6. The multi-anomaly mode oriented partial information observable device failure detection method of claim 5, wherein the SMDP establishment requires determining its state space: firstly, dividing a value interval [0,1] of posterior probability into L equal parts, and supposing that posterior probability of the device in an abnormal mode m is obtained in nth samplingWhen the SMDP is positioned in the interval [ (i-1)/L, i/L), the SMDP is defined in a state (i, m), the state set is expressed as L ₁＝{(i,m)|i＝1,...,W^m L }, wherein the first element is a state value of a posterior probability interval, and the second element is an abnormal mode number of equipment; posterior probability whenWhen the detected fault exceeds the corresponding control threshold W ^m, stopping the equipment and performing comprehensive inspection, if the detected fault accords with the abnormal mode m, proving to be a true alarm, and defining the SMDP state in the state I ₁ to provide corresponding preventive maintenance measures to enable the equipment to be restored to the initial state (0, m); if the detected fault does not accord with the abnormal mode m or the equipment does not have the fault, defining the SMDP state in a state I ₀, and performing fine tuning to restore the equipment to a new state (0, m); if random faults are generated in the operation process, defining the SMDP state as F, and providing fault maintenance;

the initial state set, the inspection state set, and the trouble maintenance state set are expressed as: l ₀＝{(0,m)},L₂＝{I₀,I₁ and L ₃ = { F }, so the state space of SMDP is l=l ₀∪L₁∪L₂∪L₃.

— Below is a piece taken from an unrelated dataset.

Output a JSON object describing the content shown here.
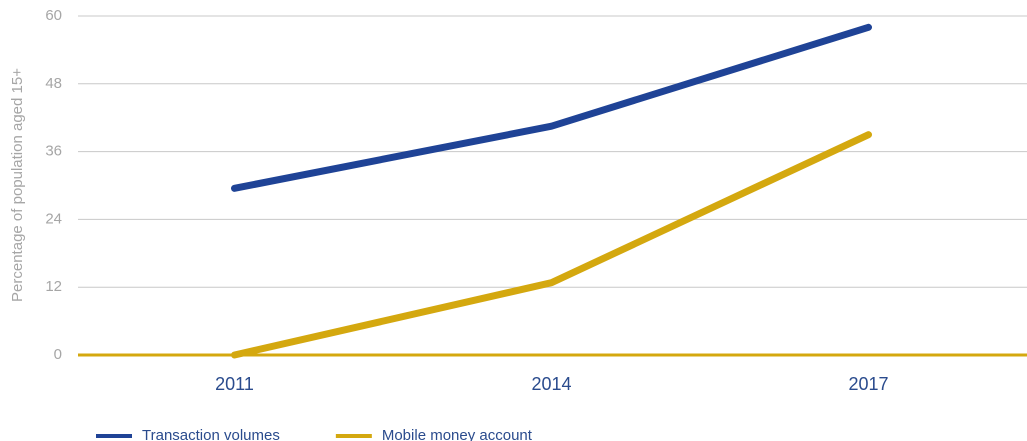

7. The multi-anomaly mode oriented partial information observable device fault detection method of claim 6, wherein the SMDP based algorithm includes three elements, transition probability, expected residence time, and expected cost, defined as follows:

P _k,r: probability that the current device is in state k epsilon L and is converted into state r epsilon L at the next decision moment;

T _k: the device is in state k epsilon L, and the expected residence time from the current decision time to the next decision time;

C _k: the equipment is in a state k epsilon L, and the expected cost from the current decision time to the next decision time;

for a given control threshold W ¹,...,W^M, the running cost of the device g (W ¹,...,W^M) can be obtained by solving a system of linear equations:

Wherein (i, m) ε L;

u _(s,m) = 0 for any one (s, m) ∈l;

the calculation formula of the transition probability is as follows:

P_F,(0,m)＝1；

The expected residence time is calculated as follows:

τ_F＝T_F

wherein T _I、T_Pr、T_F and the time spent for the total inspection, preventive maintenance and corrective maintenance, respectively;

the expected cost is calculated as follows:

C_(i,m)＝C_S,(i,m)∈L₁

C_F＝C_F

Wherein C _S、C_I、C_Pr and C _F are costs spent for sampling, general inspection, preventive maintenance and corrective maintenance, respectively.